On February 4, the US military downed a suspected Chinese spy balloon off the Carolina coast after floated over sensitive military sites across North America. 

Almost a week later on February 10, they shot down an unknown ‘car-sized’ object in US airspace off the coast of Alaska.  

Yesterday a further unidentified object was shot down with a missile by US fighter jets over Lake Huron.       

The ‘octagonal’ object flew near a sensitive US military site in Montana and had ‘potential surveillance capabilities’ – although the Pentagon is not yet sure how it was able to stay aloft.
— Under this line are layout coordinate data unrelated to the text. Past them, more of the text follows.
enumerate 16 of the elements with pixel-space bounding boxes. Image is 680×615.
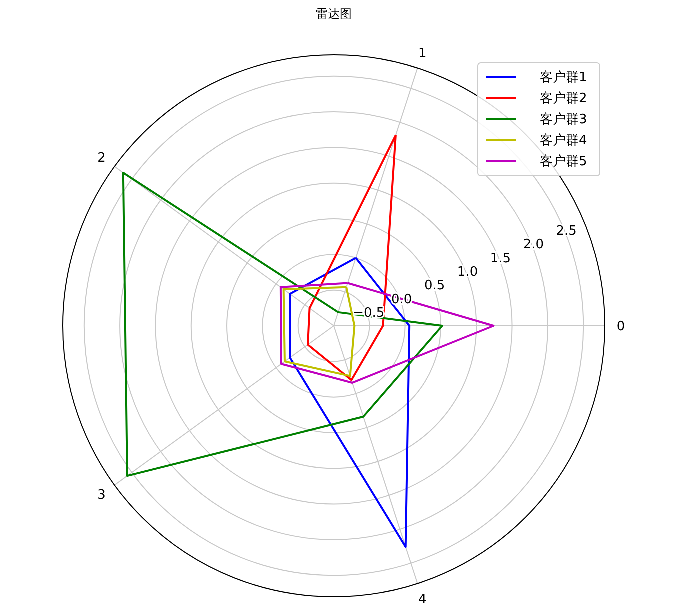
chart-title: 雷达图: [316, 7, 352, 21]
legend-label: 客户群1: [540, 70, 588, 86]
spoke-label: 0: [616, 320, 626, 335]
legend-label: 客户群4: [540, 132, 588, 149]
y-tick-label: 2.0: [523, 238, 544, 253]
y-tick-label: 2.5: [556, 224, 577, 240]
spoke-label: 3: [98, 488, 106, 504]
y-tick-label: 1.0: [457, 264, 478, 280]
legend-label: 客户群5: [540, 154, 588, 170]
y-tick-label: 1.5: [490, 251, 512, 266]
legend-label: 客户群2: [540, 90, 588, 107]
legend-label: 客户群3: [540, 112, 588, 128]
y-tick-label: 0.5: [424, 278, 446, 294]
spoke-label: 1: [418, 46, 427, 62]
spoke-label: 4: [418, 592, 427, 608]
spoke-label: 2: [98, 150, 106, 166]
An F-16 fighter jet shot down the unknown aerial object from around 20,000ft over the Great Lakes at at 2:42pm. 

There is speculation that a detailed survey of US airspace might uncover more crafts in the coming days. 
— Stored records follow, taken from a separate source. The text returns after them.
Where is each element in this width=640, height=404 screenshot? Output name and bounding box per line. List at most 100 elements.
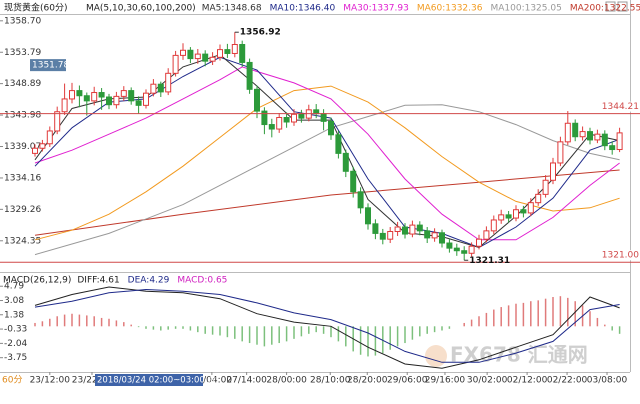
candle-body xyxy=(587,131,593,141)
candle-body xyxy=(69,90,75,100)
price-line-label-bg xyxy=(610,250,640,261)
x-tick-label: 23/22:00 xyxy=(72,376,113,386)
x-tick-label: 29/16:00 xyxy=(425,376,466,386)
candle-body xyxy=(187,49,194,60)
candle-body xyxy=(409,224,416,235)
candle-body xyxy=(505,214,512,219)
y-tick-label: 1339.07 xyxy=(4,142,41,152)
candle-body xyxy=(535,193,542,204)
chart-title: 现货黄金(60分) xyxy=(4,2,67,14)
candle-body xyxy=(120,90,127,97)
candle-body xyxy=(254,88,260,112)
price-line-label: 1344.21 xyxy=(602,102,639,112)
candle-body xyxy=(98,92,105,98)
candle-body xyxy=(180,49,186,56)
x-tick-label: 23/12:00 xyxy=(30,376,71,386)
candle-body xyxy=(261,110,268,126)
candle-body xyxy=(291,113,297,123)
candle-body xyxy=(564,122,571,143)
watermark-logo xyxy=(425,345,447,367)
candle-body xyxy=(246,61,253,90)
x-tick-label: 27/04:00 xyxy=(192,376,233,386)
candle-body xyxy=(601,133,608,147)
legend-entry: MACD:0.65 xyxy=(177,276,227,286)
x-tick-label: 28/20:00 xyxy=(347,376,388,386)
y-tick-label: -0.33 xyxy=(4,325,27,335)
candle-body xyxy=(39,143,46,149)
candle-body xyxy=(342,152,349,172)
cursor-time: 2018/03/24 02:00~03:00 六 xyxy=(97,375,217,386)
legend-entry: DEA:4.29 xyxy=(128,276,170,286)
legend-entry: MA60:1332.36 xyxy=(417,4,483,14)
candle-body xyxy=(209,56,216,62)
x-tick-label: 03/08:00 xyxy=(587,376,628,386)
candle-body xyxy=(335,134,342,154)
x-tick-label: 28/10:00 xyxy=(310,376,351,386)
candle-body xyxy=(283,117,290,123)
candle-body xyxy=(365,207,371,225)
crosshair-price-box xyxy=(30,59,66,72)
annotation: 1321.31 xyxy=(469,256,510,266)
candle-body xyxy=(372,223,379,234)
candle-body xyxy=(424,230,431,239)
candle-body xyxy=(239,44,246,63)
candle-body xyxy=(143,92,149,106)
x-tick-label: 02/12:00 xyxy=(507,376,548,386)
candle-body xyxy=(61,98,68,113)
candle-body xyxy=(350,170,357,193)
candle-body xyxy=(172,54,179,74)
y-tick-label: 1348.89 xyxy=(4,79,41,89)
candle-body xyxy=(483,230,490,240)
y-tick-label: 1334.16 xyxy=(4,173,41,183)
candle-body xyxy=(165,72,172,93)
candle-body xyxy=(387,230,394,240)
candle-body xyxy=(268,124,275,130)
candle-body xyxy=(439,232,445,244)
y-tick-label: 4.79 xyxy=(4,282,24,292)
candle-body xyxy=(83,95,90,102)
candle-body xyxy=(320,113,327,122)
cursor-time-box xyxy=(95,374,203,386)
candle-body xyxy=(431,232,438,239)
candle-body xyxy=(579,131,586,138)
candle-body xyxy=(527,202,534,214)
candle-body xyxy=(616,132,623,151)
candle-body xyxy=(572,122,579,138)
legend-entry: DIFF:4.61 xyxy=(77,276,119,286)
x-tick-label: 29/06:00 xyxy=(387,376,428,386)
candle-body xyxy=(476,238,482,247)
panel-button[interactable] xyxy=(617,1,628,12)
candle-body xyxy=(542,179,549,195)
x-tick-label: 28/00:00 xyxy=(266,376,307,386)
candle-body xyxy=(313,109,320,115)
legend-entry: MA200:1322.55 xyxy=(570,4,640,14)
y-tick-label: 1.38 xyxy=(4,310,24,320)
y-tick-label: 1343.98 xyxy=(4,111,41,121)
x-tick-label: 30/02:00 xyxy=(467,376,508,386)
candle-body xyxy=(46,130,53,145)
candle-body xyxy=(106,96,112,106)
macd-title: MACD(26,12,9) xyxy=(3,276,71,286)
candle-body xyxy=(202,53,209,62)
price-line-label-bg xyxy=(610,101,640,112)
candle-body xyxy=(468,245,475,254)
candle-body xyxy=(328,120,334,136)
candle-body xyxy=(394,226,401,232)
candle-body xyxy=(157,83,164,93)
candle-body xyxy=(520,209,527,214)
ma-line xyxy=(34,288,620,363)
candle-body xyxy=(54,111,61,132)
panel-button[interactable] xyxy=(605,1,616,12)
y-tick-label: 1353.79 xyxy=(4,48,41,58)
y-tick-label: 1329.26 xyxy=(4,205,41,215)
x-tick-label: 27/14:00 xyxy=(226,376,267,386)
candle-body xyxy=(402,226,408,235)
candle-body xyxy=(609,145,616,151)
candle-body xyxy=(550,162,556,181)
candle-body xyxy=(91,92,98,102)
legend-entry: MA30:1337.93 xyxy=(343,4,409,14)
candle-body xyxy=(513,209,519,219)
ma-line xyxy=(34,66,620,241)
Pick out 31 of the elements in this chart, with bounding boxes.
A US Department of Defense spokesman said: ‘Based on its flight path and data we can reasonably connect this object to the radar signal picked up over Montana, which flew in proximity to sensitive DOD sites.

‘We did not assess it to be a kinetic military threat to anything on the ground, but assess it was a safety flight hazard and a threat due to its potential surveillance capabilities. Our team will now work to recover the object in an effort to learn more.’
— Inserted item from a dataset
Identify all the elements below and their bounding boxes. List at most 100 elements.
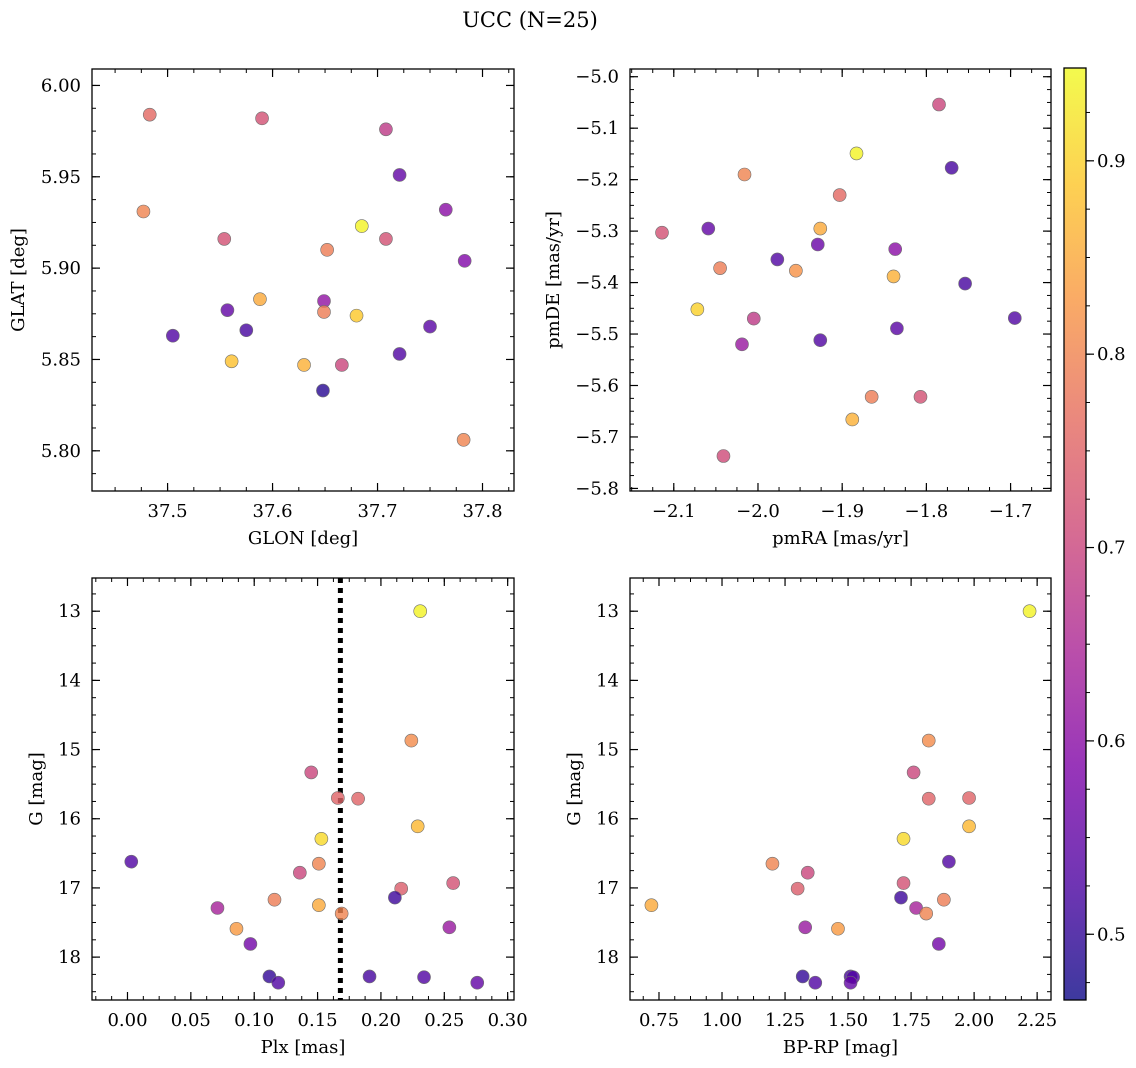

The object on Sunday was shot down because of the increased ‘abundance of caution.’ It has not yet been identified. 

A spokesperson said on Sunday night: ‘We will remain vigilant. The operations in the last week have been successful in taking down the potential threats.’ 

The Pentagon added: ‘Its path and altitude raised concerns, including that it could be a hazard to civil aviation. The location chosen for this shoot down afforded us the opportunity to avoid impact to people on the ground while improving chances for debris recovery.

‘There are no indications of any civilians hurt or otherwise affected.’

Michigan congressman Jack Bergman tweeted yesterday that he had been in contact with his colleagues at the Department of Defense following reports of an unidentified air craft making its way across the Great Lakes.

He revealed: ‘The US military has decommissioned another ‘object’ over Lake Huron.’

The Federal Aviation Administration abruptly closed ‘national defense airspace’ over part of Lake Michigan.

The agency announced that it closed down the area to examine a ‘potential contact’. It was lifted less than an hour later.

The Pentagon said it had nothing further to add other than NORAD’s Saturday night statement.

A flight radar shows military aircraft scrambled off the northeast coast of Alaska to search for the debris from the unidentified object. This comes after the US reportedly developed a system in 2022 to detect spy balloons on a radar 

The fighter jets were scrambled from Joint Base Elmendorf-Richardson near Anchorage on Friday morning to intercept the object near Deadhorse Bay (above) on the northeast coast

Justin Trudeau, Canada’s prime minister, is seen on Tuesday. On Saturday he announced an ‘unidentified object’ had been shot down over the Yukon

Prime Minister Justin Trudeau announced on Saturday that he had requested US and Canadian forces scramble to intercept ‘an unidentified object that violated Canadian airspace’, and a U.S. F-22 shot it down at 3:41pm Eastern Standard Time. 

A senior government source explained to CBC News that the object crossed into Canadian territory on Saturday morning. 

It was described as being smaller than the Chinese spy balloon that made its way across the US earlier this month. 

Two F-22s were dispatched from the US from Joint Base Elmendorf-Richardson in Alaska; and two F-18s from Cold Lake Air Base in Alberta, Canada to shoot down the object over Canada.

It was shot down with an AIM-9X missile at 3:41pm Eastern Standard Time, and was flying at about 40,000 feet. The missile is described by the manufacturer as ‘the most advanced infrared-tracking, short-range, air-to-air and surface-to-air missile in the world.’

In the aftermath, Mr Trudeau said Canadian teams were now working to recover the debris. 

‘I ordered the take down of an unidentified object that violated Canadian airspace,’ he tweeted on Saturday.